Niewiele brakowało, a 28-latek ze Świdnicy nigdy nie odpowiadałby za swój czyn. Dzięki nagranej rozmowie telefonicznej i szybkim działaniom świdnickiej policji udało się ustalić, że ojciec mężczyzny nie zmarł z przyczyn naturalnych, ale został pobity i uduszony.
24 maja na komendę powiatową policji w Świdnicy zgłosiła się siostra mężczyzny, który zmarł dzień wcześniej w jednym z budynków przy ul. Długiej. Przyszła z zarejestrowaną rozmową telefoniczną, w której jej bratanek przyznaje się do zabicia ojca. Rozmowę nagrał kolega 28-latka.
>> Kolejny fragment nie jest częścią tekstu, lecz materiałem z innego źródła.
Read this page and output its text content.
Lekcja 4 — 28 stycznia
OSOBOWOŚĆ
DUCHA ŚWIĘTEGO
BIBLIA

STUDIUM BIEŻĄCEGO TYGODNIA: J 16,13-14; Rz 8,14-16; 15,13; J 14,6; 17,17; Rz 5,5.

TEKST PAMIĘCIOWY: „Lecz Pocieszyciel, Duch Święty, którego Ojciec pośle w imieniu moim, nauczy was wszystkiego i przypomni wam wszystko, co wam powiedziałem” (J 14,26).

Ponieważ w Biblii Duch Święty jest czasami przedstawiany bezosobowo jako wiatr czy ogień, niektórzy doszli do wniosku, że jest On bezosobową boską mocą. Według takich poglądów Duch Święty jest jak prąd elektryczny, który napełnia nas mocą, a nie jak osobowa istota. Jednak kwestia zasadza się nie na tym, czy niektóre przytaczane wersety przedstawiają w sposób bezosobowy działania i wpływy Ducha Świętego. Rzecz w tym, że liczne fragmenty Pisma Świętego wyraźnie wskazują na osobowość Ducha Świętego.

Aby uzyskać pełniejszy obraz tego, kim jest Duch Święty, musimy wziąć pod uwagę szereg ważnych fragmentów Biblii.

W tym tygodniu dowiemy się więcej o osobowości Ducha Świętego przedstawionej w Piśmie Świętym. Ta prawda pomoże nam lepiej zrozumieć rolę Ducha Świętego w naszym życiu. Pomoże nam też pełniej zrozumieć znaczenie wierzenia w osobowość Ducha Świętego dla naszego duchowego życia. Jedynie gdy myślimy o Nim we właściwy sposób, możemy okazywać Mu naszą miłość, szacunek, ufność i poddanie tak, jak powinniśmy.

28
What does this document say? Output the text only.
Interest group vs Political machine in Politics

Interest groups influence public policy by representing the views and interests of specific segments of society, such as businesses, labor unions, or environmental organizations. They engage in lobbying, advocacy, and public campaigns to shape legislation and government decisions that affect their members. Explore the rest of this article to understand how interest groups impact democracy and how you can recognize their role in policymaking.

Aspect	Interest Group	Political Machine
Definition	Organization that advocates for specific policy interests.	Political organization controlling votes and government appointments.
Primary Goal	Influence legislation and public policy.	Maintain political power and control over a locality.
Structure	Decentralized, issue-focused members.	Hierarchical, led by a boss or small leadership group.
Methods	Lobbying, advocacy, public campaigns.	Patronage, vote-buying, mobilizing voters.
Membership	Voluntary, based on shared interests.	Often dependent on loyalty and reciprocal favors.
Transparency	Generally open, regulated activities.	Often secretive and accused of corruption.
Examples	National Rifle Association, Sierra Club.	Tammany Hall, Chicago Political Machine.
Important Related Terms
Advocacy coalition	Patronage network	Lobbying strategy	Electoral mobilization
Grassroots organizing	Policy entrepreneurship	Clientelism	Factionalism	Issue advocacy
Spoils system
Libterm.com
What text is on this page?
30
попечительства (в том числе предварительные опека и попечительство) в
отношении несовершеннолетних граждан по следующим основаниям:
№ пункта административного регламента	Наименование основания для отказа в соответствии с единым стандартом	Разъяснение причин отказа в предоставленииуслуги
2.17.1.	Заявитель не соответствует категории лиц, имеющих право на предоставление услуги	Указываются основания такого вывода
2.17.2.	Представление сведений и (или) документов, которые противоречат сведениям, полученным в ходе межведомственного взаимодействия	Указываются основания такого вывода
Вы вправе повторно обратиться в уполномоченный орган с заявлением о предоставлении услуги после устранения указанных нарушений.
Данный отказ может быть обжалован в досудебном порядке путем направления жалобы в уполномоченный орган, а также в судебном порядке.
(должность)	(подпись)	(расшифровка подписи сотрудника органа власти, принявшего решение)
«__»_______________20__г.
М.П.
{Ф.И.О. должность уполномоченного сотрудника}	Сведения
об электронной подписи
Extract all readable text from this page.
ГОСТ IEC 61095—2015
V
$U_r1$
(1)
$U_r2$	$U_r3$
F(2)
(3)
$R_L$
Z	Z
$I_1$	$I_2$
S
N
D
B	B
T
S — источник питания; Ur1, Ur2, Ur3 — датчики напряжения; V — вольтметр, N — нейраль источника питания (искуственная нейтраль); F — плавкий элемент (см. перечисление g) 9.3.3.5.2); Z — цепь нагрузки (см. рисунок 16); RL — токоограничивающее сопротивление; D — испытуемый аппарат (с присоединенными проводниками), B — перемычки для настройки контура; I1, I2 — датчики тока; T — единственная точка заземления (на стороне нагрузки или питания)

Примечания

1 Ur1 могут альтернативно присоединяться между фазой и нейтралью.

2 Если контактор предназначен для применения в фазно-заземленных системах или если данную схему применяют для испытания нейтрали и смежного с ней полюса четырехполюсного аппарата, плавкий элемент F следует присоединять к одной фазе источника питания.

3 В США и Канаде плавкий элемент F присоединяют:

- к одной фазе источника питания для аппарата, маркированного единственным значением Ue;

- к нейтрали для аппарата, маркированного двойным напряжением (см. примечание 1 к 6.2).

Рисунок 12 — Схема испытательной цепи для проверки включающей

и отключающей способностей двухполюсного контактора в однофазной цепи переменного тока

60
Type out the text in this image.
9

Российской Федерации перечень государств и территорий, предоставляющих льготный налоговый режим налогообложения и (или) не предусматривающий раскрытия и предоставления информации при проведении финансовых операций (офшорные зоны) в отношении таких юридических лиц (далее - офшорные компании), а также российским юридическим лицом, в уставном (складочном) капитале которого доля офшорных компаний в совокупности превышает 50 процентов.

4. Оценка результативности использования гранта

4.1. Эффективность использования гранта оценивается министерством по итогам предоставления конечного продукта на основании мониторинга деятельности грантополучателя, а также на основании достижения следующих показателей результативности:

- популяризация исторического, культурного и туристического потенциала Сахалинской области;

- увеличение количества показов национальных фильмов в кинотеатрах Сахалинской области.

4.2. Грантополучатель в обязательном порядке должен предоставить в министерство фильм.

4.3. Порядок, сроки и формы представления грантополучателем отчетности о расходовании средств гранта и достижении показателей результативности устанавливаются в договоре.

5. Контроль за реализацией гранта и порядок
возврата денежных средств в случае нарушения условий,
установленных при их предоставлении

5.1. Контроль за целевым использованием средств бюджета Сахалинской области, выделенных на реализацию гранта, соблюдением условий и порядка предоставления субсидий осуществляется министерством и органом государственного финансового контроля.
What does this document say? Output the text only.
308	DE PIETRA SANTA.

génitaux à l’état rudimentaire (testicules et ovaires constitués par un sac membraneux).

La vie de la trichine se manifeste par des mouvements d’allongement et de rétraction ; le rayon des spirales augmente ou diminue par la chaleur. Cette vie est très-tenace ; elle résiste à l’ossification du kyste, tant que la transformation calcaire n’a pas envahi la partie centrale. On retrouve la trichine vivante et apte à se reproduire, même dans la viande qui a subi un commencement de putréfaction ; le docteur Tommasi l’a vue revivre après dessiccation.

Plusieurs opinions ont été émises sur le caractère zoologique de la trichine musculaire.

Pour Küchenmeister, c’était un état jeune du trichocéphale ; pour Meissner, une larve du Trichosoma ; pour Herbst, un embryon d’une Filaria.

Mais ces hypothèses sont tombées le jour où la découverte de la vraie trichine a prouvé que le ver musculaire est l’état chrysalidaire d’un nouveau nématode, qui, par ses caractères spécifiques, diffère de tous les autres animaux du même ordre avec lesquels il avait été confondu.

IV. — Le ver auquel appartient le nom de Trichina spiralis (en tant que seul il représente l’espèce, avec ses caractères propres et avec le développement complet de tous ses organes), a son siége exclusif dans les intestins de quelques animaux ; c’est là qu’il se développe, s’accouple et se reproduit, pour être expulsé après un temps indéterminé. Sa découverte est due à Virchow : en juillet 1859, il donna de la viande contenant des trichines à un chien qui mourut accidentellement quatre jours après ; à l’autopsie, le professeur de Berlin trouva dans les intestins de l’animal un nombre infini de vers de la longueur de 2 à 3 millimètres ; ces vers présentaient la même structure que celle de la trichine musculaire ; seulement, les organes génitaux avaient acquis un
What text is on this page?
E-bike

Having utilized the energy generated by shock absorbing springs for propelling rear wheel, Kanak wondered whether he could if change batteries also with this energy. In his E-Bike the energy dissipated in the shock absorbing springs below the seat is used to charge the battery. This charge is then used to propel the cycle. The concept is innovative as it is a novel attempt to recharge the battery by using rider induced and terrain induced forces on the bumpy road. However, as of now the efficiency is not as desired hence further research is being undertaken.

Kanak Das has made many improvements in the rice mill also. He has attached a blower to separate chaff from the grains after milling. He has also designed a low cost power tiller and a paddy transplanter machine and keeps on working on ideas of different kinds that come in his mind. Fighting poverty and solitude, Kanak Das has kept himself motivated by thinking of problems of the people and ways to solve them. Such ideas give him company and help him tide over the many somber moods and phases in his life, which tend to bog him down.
Jak informuje prokurator rejonowy w Świdnicy Marek Rusin, w chwili, gdy policjanci przyjmowali zgłoszenie, zwłoki były już wiezione przez pracowników zakładu pogrzebowego do krematorium w Jeleniej Górze. Samochód udało się zawrócić do Świdnicy.
Dzień wcześniej, 23 maja, rodzina stwierdziła, że mężczyzna nie żyje, a ten fakt potwierdził lekarz rodzinny i wystawił akt zgonu. Ani bliscy zmarłego, ani lekarz nie zgłaszali żadnych podejrzeń co do okoliczności śmierci. – Wczoraj biegły przeprowadził sekcję zwłok, która wykazała, że mężczyzna zmarł w wyniku obrażeń wewnętrznych. Miał krwiaki podpajęczynówkowe, krew w komorach mózgu i rozedmę płuc – wylicza prokurator Rusin. Obrażenia powstały w wyniku uderzeń i duszenia, najprawdopodobniej poduszką. Mariusz W. został zatrzymany przez policję. Był pijany, miał w organizmie 2,5 promila alkoholu.
Jak wyjaśnił przed prokuratorem, w nocy z 22 na 23 maja pokłócił się z ojcem, a poszło o papierosy. Przyznał się do tego, że kilka razy uderzył go pięścią w głowę, a potem przyduszał do łóżka. Zapewniał, że nie miał w zamiarach zabójstwa. Dzisiaj sąd na wniosek prokuratury zadecydował o trzymiesięcznym areszcie dla 28-latka. – Gdyby nie nagrana rozmowa i niedopuszczenie do kremacji zwłok, mężczyzna mógł uniknąć zarzutu zabójstwa – dodaje prokurator Rusin. Mariuszowi W. grozi kara od 8 lat pozbawienia wolności do dożywocia. Prokuratura będzie również wyjaśniała, czy zgon był zgłaszany na pogotowie. Przesłuchany zostanie także lekarz, który 23 maja stwierdził zgon.